The corporal was too busy readying another volley to notice he was being addressed by a Recruit and besides, there was a barrel to spare. "Whatever, just don't waste it!"
Barnaby muscled a barrel to the edge of the ramparts, dipped an arrow in it, lit it on a nearby torch and fed it into the barrel. The whole barrel ignited with a whoosh and with what power he could muster, he kicked it off the ramparts into the bottlenecked ghouls. The soldiers all saw this and began laughing. Cheers of amusement and shouts of encouragement echoed as Barnaby began to climb back down. At least two score of the huddled undead had caught fire and some spread the fire around as they kept trying to mindlessly cram forward to the melee.
By the time he reached the group again, the Company had covered the new vacuum and pushed back onto the bridge, tearing off each others cloaks and stamping or kicking aside roasting Scourge to avoid burning themselves. The artillery sergeant just kept moving without a word of approval nor reprisal. When they reached the cannons, they took the leftmost one and checked if it was loaded. It wasn't.
"Solid shot!" he shouted. "Load!"
Barnaby had no idea how to load a cannon, but the sergeant gave him good enough directions. Anthony rammed the bore brush in and twisted it out to clean some gunk out. Barnaby followed this by placing the cartridge inside.
"NOT THAT WAY!" the sergeant boomed. "SEAMS TO THE SIDE!"
Barnaby complied and the archer followed this with a solid 24 pound cannonball. Jon stood at a crank and the sergeant was standing on top of a pile of stone blocks with a spyglass.
"Oi! Recruit!" he shouted. "Go three degrees up!"
Jon turned the crank while the sergeant directed the others to steer the cannon a fraction to the left. The sergeant did a final quick check of everything and without warning, struck the fuse with the flat of his sword. The cannon launched back over ten feet on its limber while the cannonball sailed out over the beach but came up short, caused a distant necromancer to vanish in a plume of blood mist and bounced high over their target - an enemy meat wagon.
The footmen were now formed up at the mouth of the bridge in five ranks of about fifteen led by the battered Knight-Captain while another Company marched over the bridge to join them. The gargoyles were being driven off by gyrocopters now, a gift from an airstrip somewhere to the north. Too little, too late, Barnaby thought.
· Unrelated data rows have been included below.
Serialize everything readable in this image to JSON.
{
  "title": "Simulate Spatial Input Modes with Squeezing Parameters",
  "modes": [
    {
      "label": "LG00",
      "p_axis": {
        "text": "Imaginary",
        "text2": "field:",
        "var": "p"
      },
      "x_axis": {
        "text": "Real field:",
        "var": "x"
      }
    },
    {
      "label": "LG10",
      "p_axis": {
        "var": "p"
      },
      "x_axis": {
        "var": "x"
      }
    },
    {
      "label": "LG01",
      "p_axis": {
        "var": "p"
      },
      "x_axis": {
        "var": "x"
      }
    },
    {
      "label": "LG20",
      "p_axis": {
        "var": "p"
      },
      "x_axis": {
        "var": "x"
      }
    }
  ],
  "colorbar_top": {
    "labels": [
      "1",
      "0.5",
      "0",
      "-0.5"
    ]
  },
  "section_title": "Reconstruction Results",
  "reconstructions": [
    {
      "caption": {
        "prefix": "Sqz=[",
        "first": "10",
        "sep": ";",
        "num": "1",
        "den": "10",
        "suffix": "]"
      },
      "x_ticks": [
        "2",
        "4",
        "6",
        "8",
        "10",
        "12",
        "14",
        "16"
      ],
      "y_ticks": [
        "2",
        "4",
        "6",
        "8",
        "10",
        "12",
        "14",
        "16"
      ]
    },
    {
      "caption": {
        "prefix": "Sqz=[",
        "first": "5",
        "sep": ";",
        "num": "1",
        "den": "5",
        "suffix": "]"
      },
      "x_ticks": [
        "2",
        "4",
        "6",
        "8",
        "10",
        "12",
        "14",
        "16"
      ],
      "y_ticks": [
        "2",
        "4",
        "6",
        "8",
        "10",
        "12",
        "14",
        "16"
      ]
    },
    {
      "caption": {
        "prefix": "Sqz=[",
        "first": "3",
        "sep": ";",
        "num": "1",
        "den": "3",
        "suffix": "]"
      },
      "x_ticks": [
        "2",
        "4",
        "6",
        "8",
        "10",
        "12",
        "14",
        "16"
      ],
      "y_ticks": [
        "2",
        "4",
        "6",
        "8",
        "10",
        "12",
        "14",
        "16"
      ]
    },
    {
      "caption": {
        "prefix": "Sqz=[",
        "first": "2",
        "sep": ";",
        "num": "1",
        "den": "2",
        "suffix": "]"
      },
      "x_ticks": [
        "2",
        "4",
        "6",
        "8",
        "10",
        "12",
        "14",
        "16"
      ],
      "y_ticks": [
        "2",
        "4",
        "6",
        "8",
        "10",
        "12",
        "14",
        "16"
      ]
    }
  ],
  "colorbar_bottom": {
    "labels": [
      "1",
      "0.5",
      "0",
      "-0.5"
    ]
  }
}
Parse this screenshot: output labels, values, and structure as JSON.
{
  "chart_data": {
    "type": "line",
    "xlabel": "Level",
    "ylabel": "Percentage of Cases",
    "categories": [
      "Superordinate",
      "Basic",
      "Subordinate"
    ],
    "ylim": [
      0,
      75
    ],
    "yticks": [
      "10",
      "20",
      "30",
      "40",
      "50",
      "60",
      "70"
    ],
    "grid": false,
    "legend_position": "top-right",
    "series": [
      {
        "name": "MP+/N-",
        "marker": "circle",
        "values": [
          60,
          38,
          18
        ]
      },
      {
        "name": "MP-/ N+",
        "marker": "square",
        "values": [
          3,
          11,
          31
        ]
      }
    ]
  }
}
A trio of injured footmen limped past them back to the priests.
They adjusted and fired another shot, missed again, and only halfway through reloading the next round did the original cannoneers sheepishly reappear. The sergeant exploded at them and summarily dismissed Barnaby and the others.
"Let's go! There's a fight to be had!" their archer friend insisted with a fierce grin.
They looked out on the beach, but the hundred and sixty-ish footmen, a handful of cavalry and strafing gyrocopters had already broken the Scourge attack.
"Ah, the fight's done." Anthony growled. "Don't bother."
Barnaby looked down at his sword with disappointment, dusty but unwetted by blood.